Amendments to art. 46 of the Save Italy Decree Law: collective and individual dismissals for justified objective reason

In terms of the first profile, the INL underlined that when the Save Italy decree was converted into law a specific exclusion was introduced by the ban on dismissals for contracts and, specifically, in the case where “the personnel involved in the termination, already employed in the contract, is rehired after take over by a new contractor”. This means – as explained in the note in question – that the ban on collective and individual dismissals for justified objective reason is not valid in cases where the new contractor absorbs the personnel employed in the contract. Instead, if the personnel is not reabsorbed this ban remains valid for the departing contractor.

Again in reference to dismissals, INL stated that the Relaunch Decree extended for five months. starting from 17 March 2020, the terms related to the relative ban: during this time period collective dismissal procedures cannot be started and pending ones, started after 23 February, are suspended for the same period.

Likewise, the ban on dismissals for objective justified reason as per article 7, Law 604/1966 has been extended for the same period, with the specification that dismissals for objective justified reason in progress are suspended.

No clarification was provided regarding the window of time that was created due to the delay in issuing Decree Law 34/2020 (19 May 2020) compared to the expiration of the original ban, 16 May, contained in the Decree Law 34/2020: it may be only subject to legal interpretations, despite the fact that it does not seem possible for the non-retroactivity of the laws to be exceeded.

Lastly, it stated that the Relaunch Decree Law introduced paragraph 1 bis that gives an employer who performed a dismissal for objective justified reason during the period from 23 February to 17 March 2020 the right to revoke the termination at any time as long as request is made at the same time for redundancy fund treatment starting from the date the dismissal became effective. In that case, the employment is considered restored without interruption and without charges or penalties for the employer.

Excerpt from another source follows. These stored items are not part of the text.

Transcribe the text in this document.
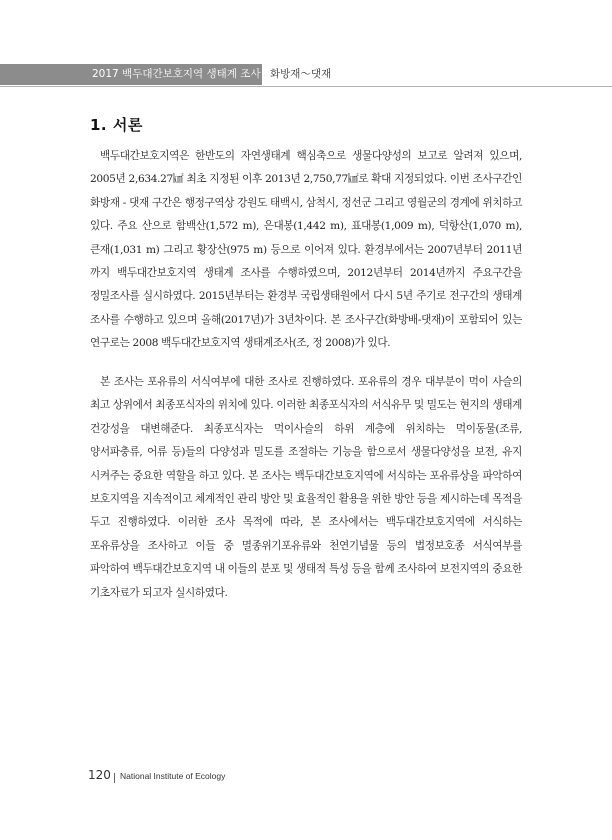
2017 백두대간보호지역 생태계 조사 화방재～댓재
1. 서론

백두대간보호지역은 한반도의 자연생태계 핵심축으로 생물다양성의 보고로 알려져 있으며, 2005년 2,634.27㎢ 최초 지정된 이후 2013년 2,750,77㎢로 확대 지정되었다. 이번 조사구간인 화방재 - 댓재 구간은 행정구역상 강원도 태백시, 삼척시, 정선군 그리고 영월군의 경계에 위치하고 있다. 주요 산으로 함백산(1,572 m), 은대봉(1,442 m), 표대봉(1,009 m), 덕항산(1,070 m), 큰재(1,031 m) 그리고 황장산(975 m) 등으로 이어져 있다. 환경부에서는 2007년부터 2011년 까지 백두대간보호지역 생태계 조사를 수행하였으며, 2012년부터 2014년까지 주요구간을 정밀조사를 실시하였다. 2015년부터는 환경부 국립생태원에서 다시 5년 주기로 전구간의 생태계 조사를 수행하고 있으며 올해(2017년)가 3년차이다. 본 조사구간(화방배-댓재)이 포함되어 있는 연구로는 2008 백두대간보호지역 생태계조사(조, 정 2008)가 있다.

본 조사는 포유류의 서식여부에 대한 조사로 진행하였다. 포유류의 경우 대부분이 먹이 사슬의 최고 상위에서 최종포식자의 위치에 있다. 이러한 최종포식자의 서식유무 및 밀도는 현지의 생태계 건강성을 대변해준다. 최종포식자는 먹이사슬의 하위 계층에 위치하는 먹이동물(조류, 양서파충류, 어류 등)들의 다양성과 밀도를 조절하는 기능을 함으로서 생물다양성을 보전, 유지 시켜주는 중요한 역할을 하고 있다. 본 조사는 백두대간보호지역에 서식하는 포유류상을 파악하여 보호지역을 지속적이고 체계적인 관리 방안 및 효율적인 활용을 위한 방안 등을 제시하는데 목적을 두고 진행하였다. 이러한 조사 목적에 따라, 본 조사에서는 백두대간보호지역에 서식하는 포유류상을 조사하고 이들 중 멸종위기포유류와 천연기념물 등의 법정보호종 서식여부를 파악하여 백두대간보호지역 내 이들의 분포 및 생태적 특성 등을 함께 조사하여 보전지역의 중요한 기초자료가 되고자 실시하였다.

120 National Institute of Ecology
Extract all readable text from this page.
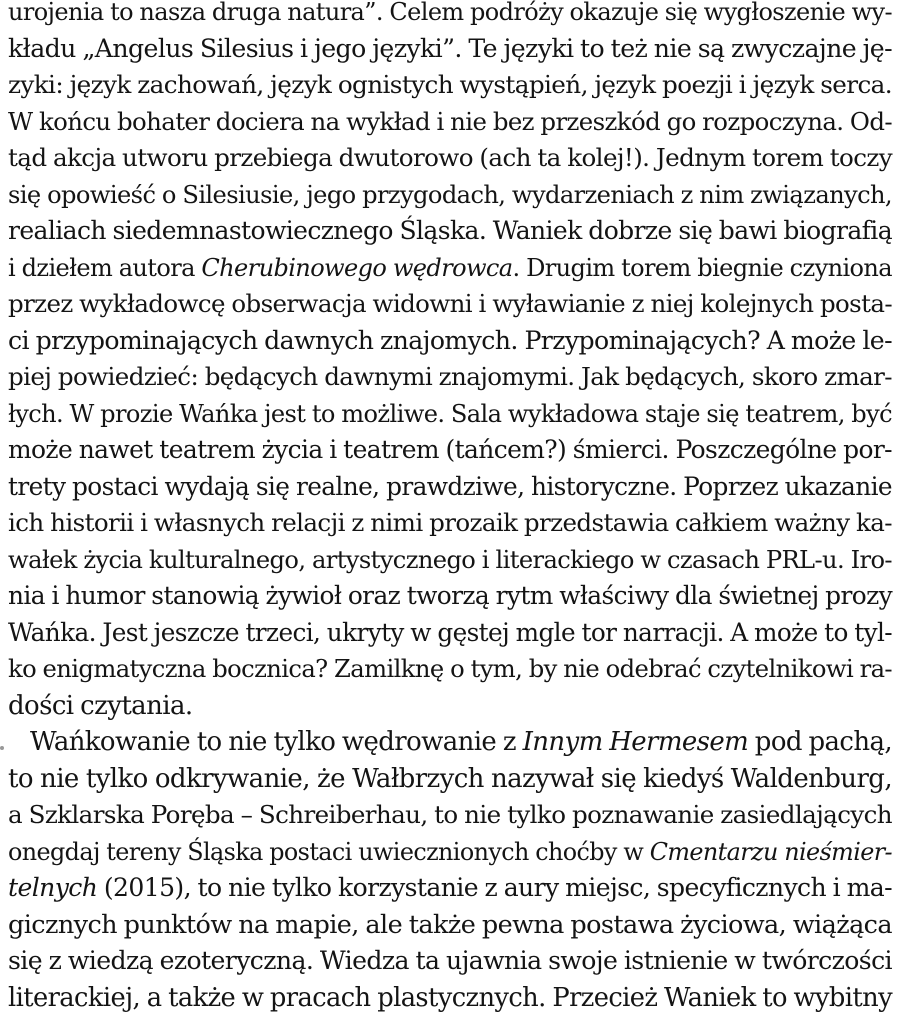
urojenia to nasza druga natura”. Celem podróży okazuje się wygłoszenie wy-
kładu „Angelus Silesius i jego języki”. Te języki to też nie są zwyczajne ję-
zyki: język zachowań, język ognistych wystąpień, język poezji i język serca.
W końcu bohater dociera na wykład i nie bez przeszkód go rozpoczyna. Od-
tąd akcja utworu przebiega dwutorowo (ach ta kolej!). Jednym torem toczy
się opowieść o Silesiusie, jego przygodach, wydarzeniach z nim związanych,
realiach siedemnastowiecznego Śląska. Waniek dobrze się bawi biografią
i dziełem autora Cherubinowego wędrowca. Drugim torem biegnie czyniona
przez wykładowcę obserwacja widowni i wyławianie z niej kolejnych posta-
ci przypominających dawnych znajomych. Przypominających? A może le-
piej powiedzieć: będących dawnymi znajomymi. Jak będących, skoro zmar-
łych. W prozie Wańka jest to możliwe. Sala wykładowa staje się teatrem, być
może nawet teatrem życia i teatrem (tańcem?) śmierci. Poszczególne por-
trety postaci wydają się realne, prawdziwe, historyczne. Poprzez ukazanie
ich historii i własnych relacji z nimi prozaik przedstawia całkiem ważny ka-
wałek życia kulturalnego, artystycznego i literackiego w czasach PRL-u. Iro-
nia i humor stanowią żywioł oraz tworzą rytm właściwy dla świetnej prozy
Wańka. Jest jeszcze trzeci, ukryty w gęstej mgle tor narracji. A może to tyl-
ko enigmatyczna bocznica? Zamilknę o tym, by nie odebrać czytelnikowi ra-
dości czytania.
Wańkowanie to nie tylko wędrowanie z Innym Hermesem pod pachą,
to nie tylko odkrywanie, że Wałbrzych nazywał się kiedyś Waldenburg,
a Szklarska Poręba – Schreiberhau, to nie tylko poznawanie zasiedlających
onegdaj tereny Śląska postaci uwiecznionych choćby w Cmentarzu nieśmier-
telnych (2015), to nie tylko korzystanie z aury miejsc, specyficznych i ma-
gicznych punktów na mapie, ale także pewna postawa życiowa, wiążąca
się z wiedzą ezoteryczną. Wiedza ta ujawnia swoje istnienie w twórczości
literackiej, a także w pracach plastycznych. Przecież Waniek to wybitny
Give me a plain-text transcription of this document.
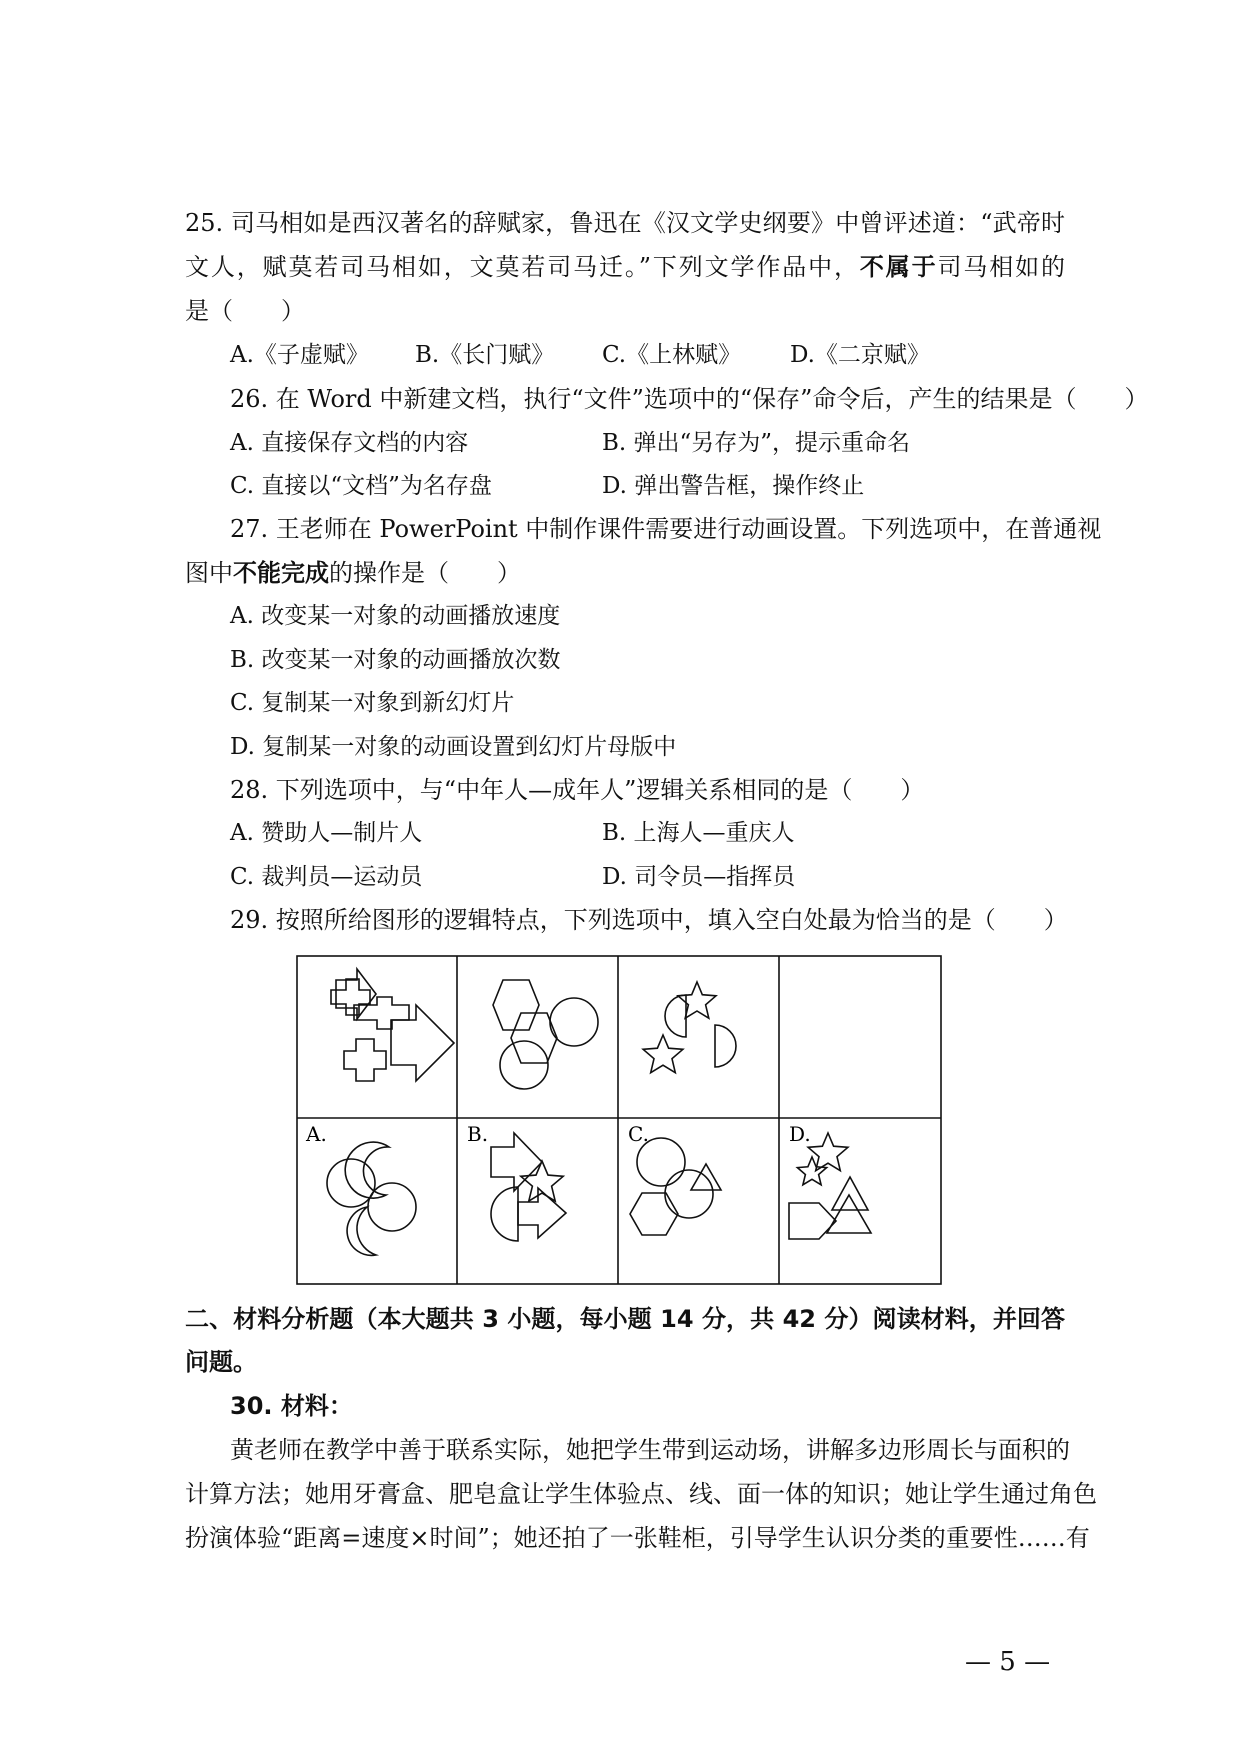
25. 司马相如是西汉著名的辞赋家，鲁迅在《汉文学史纲要》中曾评述道：“武帝时
文人，赋莫若司马相如，文莫若司马迁。”下列文学作品中，不属于司马相如的
是（　　）
A.《子虚赋》 B.《长门赋》 C.《上林赋》 D.《二京赋》
26. 在 Word 中新建文档，执行“文件”选项中的“保存”命令后，产生的结果是（　　）
A. 直接保存文档的内容	B. 弹出“另存为”，提示重命名
C. 直接以“文档”为名存盘	D. 弹出警告框，操作终止
27. 王老师在 PowerPoint 中制作课件需要进行动画设置。下列选项中，在普通视
图中不能完成的操作是（　　）
A. 改变某一对象的动画播放速度
B. 改变某一对象的动画播放次数
C. 复制某一对象到新幻灯片
D. 复制某一对象的动画设置到幻灯片母版中
28. 下列选项中，与“中年人—成年人”逻辑关系相同的是（　　）
A. 赞助人—制片人	B. 上海人—重庆人
C. 裁判员—运动员	D. 司令员—指挥员
29. 按照所给图形的逻辑特点，下列选项中，填入空白处最为恰当的是（　　）
A.	B.	C.	D.
二、材料分析题（本大题共 3 小题，每小题 14 分，共 42 分）阅读材料，并回答
问题。
30. 材料：
黄老师在教学中善于联系实际，她把学生带到运动场，讲解多边形周长与面积的
计算方法；她用牙膏盒、肥皂盒让学生体验点、线、面一体的知识；她让学生通过角色
扮演体验“距离=速度×时间”；她还拍了一张鞋柜，引导学生认识分类的重要性……有
— 5 —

Extension or renewal of fixed-term contracts: exception to art. 21 of Legislative Decree 81/2015

In terms of fixed-term contracts, INL provided explanations concerning the exception to art. 21 of the Legislative Decree 81/2015 introduced by the Relaunch Decree Law, which permits the renewal or extension of fixed-term employment contracts existing on 23 February 2020 until 30 August 2020, including in the absence of the reasons governed by art. 19, paragraph 1, Legislative Degree 81/2015.

With the note in question, INL explained that, for the purposes of “reasonless” extension or renewal as per the provision contained in the Relaunch Decree Law, two conditions must be met:

  • the fixed-term contract must be in existence at 23 February 2020 (so contracts signed for the first time after 23 February are excluded from this exception);
  • the extended or renewed employment contract must be terminated by 30 August 2020.

It is still obviously possible to provide for a “reasonless” extension even after 30 August as long as it does not exceed a period of 12 months.